In 2001, Saudi Arabia confiscated the pipeline as compensation for debts owed by Baghdad and Riyadh had used the pipeline to transport gas to power plants in the western part of the country for years.

In 2012, the line was tested to run crude and the reopening of the Muajjiz oil terminal will allow Saudi Arabia to export oil via the Red Sea.

In retaliation against Western sanctions imposed against Tehran in 2012, Iran has threatened to block the narrow Strait of Hormuz that links the Persian Gulf with the Gulf of Oman and the Arabian Sea.  The Strait of Hormuz is the transportation route for 40 per cent of the world’s seaborne exports.

Mohammed al-Qahtani, Aramco’s senior vice president for upstream, told Reuters the oil terminal would boost the kingdom’s oil handling capacity to 15 million b/d, up from its current 11.5 million b/d capacity.

 

The terminal will accommodate increased fuel oil and supply volumes of Arabian Heavy crude to the Yasref, Jazan and Jiddah local refineries.

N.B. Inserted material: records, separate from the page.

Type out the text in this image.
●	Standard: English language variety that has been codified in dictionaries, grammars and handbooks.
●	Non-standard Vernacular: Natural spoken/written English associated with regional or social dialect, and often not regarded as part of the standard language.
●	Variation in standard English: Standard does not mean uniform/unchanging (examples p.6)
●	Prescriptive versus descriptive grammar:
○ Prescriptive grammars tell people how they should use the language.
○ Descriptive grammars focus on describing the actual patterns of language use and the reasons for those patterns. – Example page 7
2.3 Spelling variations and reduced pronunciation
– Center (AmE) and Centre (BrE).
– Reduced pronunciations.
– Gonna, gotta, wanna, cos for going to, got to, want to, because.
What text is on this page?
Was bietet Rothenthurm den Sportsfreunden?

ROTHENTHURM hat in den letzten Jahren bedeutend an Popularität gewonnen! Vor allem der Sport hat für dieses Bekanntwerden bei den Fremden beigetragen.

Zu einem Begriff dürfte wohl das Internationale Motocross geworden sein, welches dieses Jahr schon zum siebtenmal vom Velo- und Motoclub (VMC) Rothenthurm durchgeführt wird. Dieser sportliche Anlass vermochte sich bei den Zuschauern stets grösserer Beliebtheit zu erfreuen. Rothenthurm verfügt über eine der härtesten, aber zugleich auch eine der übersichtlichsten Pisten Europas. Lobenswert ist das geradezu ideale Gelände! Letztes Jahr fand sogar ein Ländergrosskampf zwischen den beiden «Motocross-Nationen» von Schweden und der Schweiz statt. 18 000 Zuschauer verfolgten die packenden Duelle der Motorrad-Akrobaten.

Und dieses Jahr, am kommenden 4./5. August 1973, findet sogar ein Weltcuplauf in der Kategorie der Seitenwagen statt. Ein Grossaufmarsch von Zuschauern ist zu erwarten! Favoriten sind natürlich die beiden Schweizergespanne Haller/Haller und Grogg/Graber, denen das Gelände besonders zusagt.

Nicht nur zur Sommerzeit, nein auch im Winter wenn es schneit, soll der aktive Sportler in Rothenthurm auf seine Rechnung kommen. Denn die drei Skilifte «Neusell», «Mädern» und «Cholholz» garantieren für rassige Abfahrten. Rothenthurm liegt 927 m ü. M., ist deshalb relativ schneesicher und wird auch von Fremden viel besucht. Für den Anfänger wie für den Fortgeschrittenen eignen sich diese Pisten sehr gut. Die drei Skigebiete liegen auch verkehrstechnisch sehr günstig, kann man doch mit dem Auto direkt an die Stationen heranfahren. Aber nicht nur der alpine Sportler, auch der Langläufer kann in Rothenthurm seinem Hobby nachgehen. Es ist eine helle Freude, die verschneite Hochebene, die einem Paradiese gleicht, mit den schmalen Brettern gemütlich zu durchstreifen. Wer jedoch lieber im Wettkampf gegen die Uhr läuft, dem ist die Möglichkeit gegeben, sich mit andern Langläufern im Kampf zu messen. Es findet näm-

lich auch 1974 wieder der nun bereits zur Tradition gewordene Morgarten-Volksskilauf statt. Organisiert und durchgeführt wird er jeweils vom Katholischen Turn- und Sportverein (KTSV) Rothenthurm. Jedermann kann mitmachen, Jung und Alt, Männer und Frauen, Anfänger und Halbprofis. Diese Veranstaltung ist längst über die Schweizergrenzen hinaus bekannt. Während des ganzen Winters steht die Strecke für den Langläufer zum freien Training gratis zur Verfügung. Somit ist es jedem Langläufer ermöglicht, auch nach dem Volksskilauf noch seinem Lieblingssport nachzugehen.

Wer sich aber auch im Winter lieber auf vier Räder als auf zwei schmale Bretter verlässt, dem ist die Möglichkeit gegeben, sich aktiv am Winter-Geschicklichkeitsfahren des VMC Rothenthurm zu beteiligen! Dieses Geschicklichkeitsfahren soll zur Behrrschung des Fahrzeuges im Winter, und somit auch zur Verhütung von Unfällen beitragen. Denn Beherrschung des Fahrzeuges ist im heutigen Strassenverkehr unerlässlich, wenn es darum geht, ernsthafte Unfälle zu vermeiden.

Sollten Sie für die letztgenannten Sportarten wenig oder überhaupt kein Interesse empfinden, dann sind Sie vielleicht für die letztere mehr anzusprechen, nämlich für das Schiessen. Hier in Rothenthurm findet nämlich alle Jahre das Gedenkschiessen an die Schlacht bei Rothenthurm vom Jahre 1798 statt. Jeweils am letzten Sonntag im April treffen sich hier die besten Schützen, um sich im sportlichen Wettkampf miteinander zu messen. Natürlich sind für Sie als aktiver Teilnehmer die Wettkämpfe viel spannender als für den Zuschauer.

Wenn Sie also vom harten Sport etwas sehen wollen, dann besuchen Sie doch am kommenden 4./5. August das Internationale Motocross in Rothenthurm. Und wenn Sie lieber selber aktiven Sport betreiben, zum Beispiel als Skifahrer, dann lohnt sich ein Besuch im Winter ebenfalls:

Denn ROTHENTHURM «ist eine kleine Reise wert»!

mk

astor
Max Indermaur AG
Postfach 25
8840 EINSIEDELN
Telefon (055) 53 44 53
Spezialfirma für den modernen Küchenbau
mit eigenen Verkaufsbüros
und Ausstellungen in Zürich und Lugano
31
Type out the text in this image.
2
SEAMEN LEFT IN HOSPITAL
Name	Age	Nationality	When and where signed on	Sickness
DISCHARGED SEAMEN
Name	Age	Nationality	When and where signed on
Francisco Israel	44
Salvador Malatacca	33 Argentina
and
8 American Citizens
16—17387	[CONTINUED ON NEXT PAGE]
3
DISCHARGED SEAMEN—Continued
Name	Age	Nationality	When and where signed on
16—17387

“Restoring operations at al-Muajjiz will offer Saudi Aramco more flexibility in terms of its crude oil and product sales, and traffic configuration out of the Red Sea without affecting its intense operations out of the Arabian Gulf, which are largely dedicated to the Asian markets,” Sadad al-Husseini, a former Aramco senior executive and now an energy consultant told Reuters.